I, you, and we

I have been noticing for a long time now that using “I” or “you” while writing about ideas makes a big difference.

If I use “you” when writing, it sounds like I am positioning the reader in the situation I am describing and telling the anecdote from their perspective. As if I know how they are. Which I find to be overreaching.
E.g. “When you are tired, you pay less attention.”

If I use “I” then it sounds like more of a personal anecdote that you can listen and take away whatever you want from it. This is my preferred way of writing.
E.g. “When I am tired, I pay less attention.”

I was just reading The Creative Act by Rick Rubin and noticed that there is a third alternative. He uses “we” in his writing, positioning himself together with the reader, as if they are going through the situations in his text together.
E.g. “When we are tired, we pay less attention.”

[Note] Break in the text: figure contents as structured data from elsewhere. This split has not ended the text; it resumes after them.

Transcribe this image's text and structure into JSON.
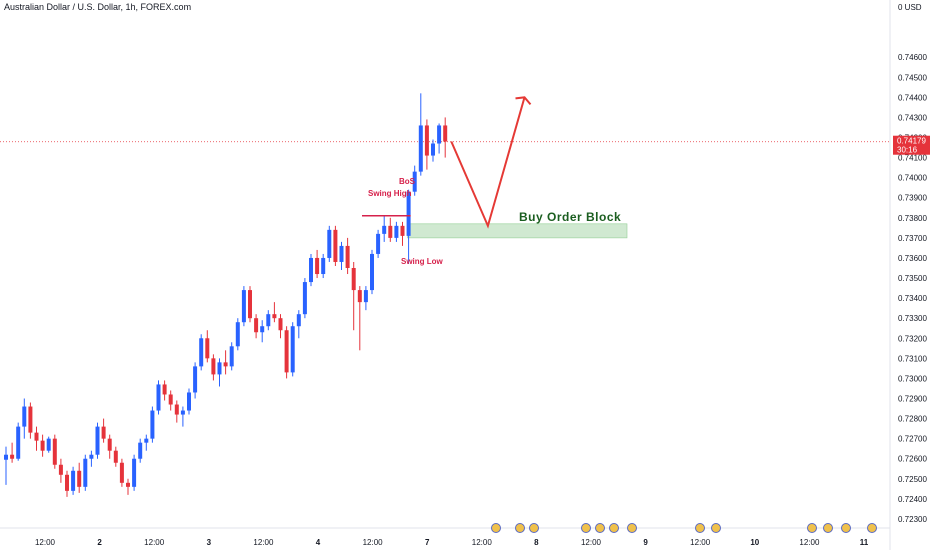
{
  "header": {
    "title": "Australian Dollar / U.S. Dollar, 1h, FOREX.com"
  },
  "chart_data": {
    "type": "candlestick",
    "currency": "USD",
    "ylim": [
      0.7225,
      0.7485
    ],
    "y_ticks": [
      "0.74600",
      "0.74500",
      "0.74400",
      "0.74300",
      "0.74200",
      "0.74100",
      "0.74000",
      "0.73900",
      "0.73800",
      "0.73700",
      "0.73600",
      "0.73500",
      "0.73400",
      "0.73300",
      "0.73200",
      "0.73100",
      "0.73000",
      "0.72900",
      "0.72800",
      "0.72700",
      "0.72600",
      "0.72500",
      "0.72400",
      "0.72300"
    ],
    "x_ticks": [
      "12:00",
      "2",
      "12:00",
      "3",
      "12:00",
      "4",
      "12:00",
      "7",
      "12:00",
      "8",
      "12:00",
      "9",
      "12:00",
      "10",
      "12:00",
      "11"
    ],
    "last_price": {
      "value": "0.74179",
      "countdown": "30:16"
    },
    "colors": {
      "up": "#2962ff",
      "down": "#e5333b",
      "annotation": "#d6214b",
      "arrow": "#e53935",
      "order_block": "#c8e6c9"
    },
    "candles": [
      {
        "o": 0.72595,
        "h": 0.7266,
        "l": 0.7247,
        "c": 0.7262
      },
      {
        "o": 0.7262,
        "h": 0.7268,
        "l": 0.7258,
        "c": 0.726
      },
      {
        "o": 0.726,
        "h": 0.7278,
        "l": 0.7259,
        "c": 0.7276
      },
      {
        "o": 0.7276,
        "h": 0.729,
        "l": 0.727,
        "c": 0.7286
      },
      {
        "o": 0.7286,
        "h": 0.7288,
        "l": 0.727,
        "c": 0.7273
      },
      {
        "o": 0.7273,
        "h": 0.7276,
        "l": 0.7264,
        "c": 0.7269
      },
      {
        "o": 0.7269,
        "h": 0.7272,
        "l": 0.7261,
        "c": 0.7264
      },
      {
        "o": 0.7264,
        "h": 0.7271,
        "l": 0.7263,
        "c": 0.727
      },
      {
        "o": 0.727,
        "h": 0.7272,
        "l": 0.7255,
        "c": 0.7257
      },
      {
        "o": 0.7257,
        "h": 0.726,
        "l": 0.7248,
        "c": 0.7252
      },
      {
        "o": 0.7252,
        "h": 0.7254,
        "l": 0.7241,
        "c": 0.7244
      },
      {
        "o": 0.7244,
        "h": 0.7256,
        "l": 0.7242,
        "c": 0.7254
      },
      {
        "o": 0.7254,
        "h": 0.7258,
        "l": 0.7243,
        "c": 0.7246
      },
      {
        "o": 0.7246,
        "h": 0.7262,
        "l": 0.7244,
        "c": 0.726
      },
      {
        "o": 0.726,
        "h": 0.7264,
        "l": 0.7256,
        "c": 0.7262
      },
      {
        "o": 0.7262,
        "h": 0.7278,
        "l": 0.726,
        "c": 0.7276
      },
      {
        "o": 0.7276,
        "h": 0.728,
        "l": 0.7268,
        "c": 0.727
      },
      {
        "o": 0.727,
        "h": 0.7272,
        "l": 0.726,
        "c": 0.7264
      },
      {
        "o": 0.7264,
        "h": 0.7266,
        "l": 0.7256,
        "c": 0.7258
      },
      {
        "o": 0.7258,
        "h": 0.726,
        "l": 0.7246,
        "c": 0.7248
      },
      {
        "o": 0.7248,
        "h": 0.725,
        "l": 0.7242,
        "c": 0.7246
      },
      {
        "o": 0.7246,
        "h": 0.7262,
        "l": 0.7244,
        "c": 0.726
      },
      {
        "o": 0.726,
        "h": 0.727,
        "l": 0.7258,
        "c": 0.7268
      },
      {
        "o": 0.7268,
        "h": 0.7272,
        "l": 0.7264,
        "c": 0.727
      },
      {
        "o": 0.727,
        "h": 0.7286,
        "l": 0.7268,
        "c": 0.7284
      },
      {
        "o": 0.7284,
        "h": 0.7299,
        "l": 0.7282,
        "c": 0.7297
      },
      {
        "o": 0.7297,
        "h": 0.7299,
        "l": 0.7289,
        "c": 0.7292
      },
      {
        "o": 0.7292,
        "h": 0.7294,
        "l": 0.7284,
        "c": 0.7287
      },
      {
        "o": 0.7287,
        "h": 0.7289,
        "l": 0.7278,
        "c": 0.7282
      },
      {
        "o": 0.7282,
        "h": 0.7286,
        "l": 0.7276,
        "c": 0.7284
      },
      {
        "o": 0.7284,
        "h": 0.7295,
        "l": 0.7282,
        "c": 0.7293
      },
      {
        "o": 0.7293,
        "h": 0.7308,
        "l": 0.729,
        "c": 0.7306
      },
      {
        "o": 0.7306,
        "h": 0.7322,
        "l": 0.7304,
        "c": 0.732
      },
      {
        "o": 0.732,
        "h": 0.7324,
        "l": 0.7308,
        "c": 0.731
      },
      {
        "o": 0.731,
        "h": 0.7312,
        "l": 0.7299,
        "c": 0.7302
      },
      {
        "o": 0.7302,
        "h": 0.731,
        "l": 0.7296,
        "c": 0.7308
      },
      {
        "o": 0.7308,
        "h": 0.7314,
        "l": 0.7302,
        "c": 0.7306
      },
      {
        "o": 0.7306,
        "h": 0.7318,
        "l": 0.7304,
        "c": 0.7316
      },
      {
        "o": 0.7316,
        "h": 0.733,
        "l": 0.7314,
        "c": 0.7328
      },
      {
        "o": 0.7328,
        "h": 0.7346,
        "l": 0.7326,
        "c": 0.7344
      },
      {
        "o": 0.7344,
        "h": 0.7346,
        "l": 0.7328,
        "c": 0.733
      },
      {
        "o": 0.733,
        "h": 0.7332,
        "l": 0.732,
        "c": 0.7323
      },
      {
        "o": 0.7323,
        "h": 0.7329,
        "l": 0.7318,
        "c": 0.7326
      },
      {
        "o": 0.7326,
        "h": 0.7334,
        "l": 0.7324,
        "c": 0.7332
      },
      {
        "o": 0.7332,
        "h": 0.7338,
        "l": 0.7328,
        "c": 0.733
      },
      {
        "o": 0.733,
        "h": 0.7332,
        "l": 0.732,
        "c": 0.7324
      },
      {
        "o": 0.7324,
        "h": 0.7326,
        "l": 0.73,
        "c": 0.7303
      },
      {
        "o": 0.7303,
        "h": 0.7328,
        "l": 0.7301,
        "c": 0.7326
      },
      {
        "o": 0.7326,
        "h": 0.7334,
        "l": 0.732,
        "c": 0.7332
      },
      {
        "o": 0.7332,
        "h": 0.735,
        "l": 0.733,
        "c": 0.7348
      },
      {
        "o": 0.7348,
        "h": 0.7362,
        "l": 0.7346,
        "c": 0.736
      },
      {
        "o": 0.736,
        "h": 0.7364,
        "l": 0.735,
        "c": 0.7352
      },
      {
        "o": 0.7352,
        "h": 0.7362,
        "l": 0.735,
        "c": 0.736
      },
      {
        "o": 0.736,
        "h": 0.7376,
        "l": 0.7358,
        "c": 0.7374
      },
      {
        "o": 0.7374,
        "h": 0.7376,
        "l": 0.7356,
        "c": 0.7358
      },
      {
        "o": 0.7358,
        "h": 0.7368,
        "l": 0.7354,
        "c": 0.7366
      },
      {
        "o": 0.7366,
        "h": 0.737,
        "l": 0.7352,
        "c": 0.7355
      },
      {
        "o": 0.7355,
        "h": 0.7358,
        "l": 0.7324,
        "c": 0.7344
      },
      {
        "o": 0.7344,
        "h": 0.7346,
        "l": 0.7314,
        "c": 0.7338
      },
      {
        "o": 0.7338,
        "h": 0.7346,
        "l": 0.7334,
        "c": 0.7344
      },
      {
        "o": 0.7344,
        "h": 0.7364,
        "l": 0.7342,
        "c": 0.7362
      },
      {
        "o": 0.7362,
        "h": 0.7374,
        "l": 0.736,
        "c": 0.7372
      },
      {
        "o": 0.7372,
        "h": 0.7381,
        "l": 0.7368,
        "c": 0.7376
      },
      {
        "o": 0.7376,
        "h": 0.738,
        "l": 0.7368,
        "c": 0.737
      },
      {
        "o": 0.737,
        "h": 0.7378,
        "l": 0.7368,
        "c": 0.7376
      },
      {
        "o": 0.7376,
        "h": 0.7378,
        "l": 0.7366,
        "c": 0.7371
      },
      {
        "o": 0.7371,
        "h": 0.7394,
        "l": 0.7357,
        "c": 0.7393
      },
      {
        "o": 0.7393,
        "h": 0.7406,
        "l": 0.7391,
        "c": 0.7403
      },
      {
        "o": 0.7403,
        "h": 0.7442,
        "l": 0.7401,
        "c": 0.7426
      },
      {
        "o": 0.7426,
        "h": 0.7429,
        "l": 0.7404,
        "c": 0.7411
      },
      {
        "o": 0.7411,
        "h": 0.7419,
        "l": 0.7408,
        "c": 0.7417
      },
      {
        "o": 0.7417,
        "h": 0.7427,
        "l": 0.7412,
        "c": 0.7426
      },
      {
        "o": 0.7426,
        "h": 0.743,
        "l": 0.741,
        "c": 0.7418
      }
    ],
    "annotations": {
      "bos": "BoS",
      "swing_high": "Swing High",
      "swing_low": "Swing Low",
      "order_block_label": "Buy Order Block",
      "order_block_range": [
        0.737,
        0.7377
      ],
      "swing_high_level": 0.7381,
      "swing_low_level": 0.7357,
      "projection": [
        [
          73,
          0.7418
        ],
        [
          79,
          0.7376
        ],
        [
          85,
          0.744
        ]
      ]
    }
  }
}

On a talk about the creative process behind his book Zen and the Art of Motorcycle Maintenance, Robert Pirsig also states that the initial state of the book felt like it was talking from a raised platform, looking down on people and once he “put the whole blessed essay in the mouth of a narrator who was on a motorcycle trip” it felt more human.

I also learned from ChatGPT that Joan Didion chose to write from first person perspective and famously stated “I write entirely to find out what I'm thinking”. I'll read her essays on writing.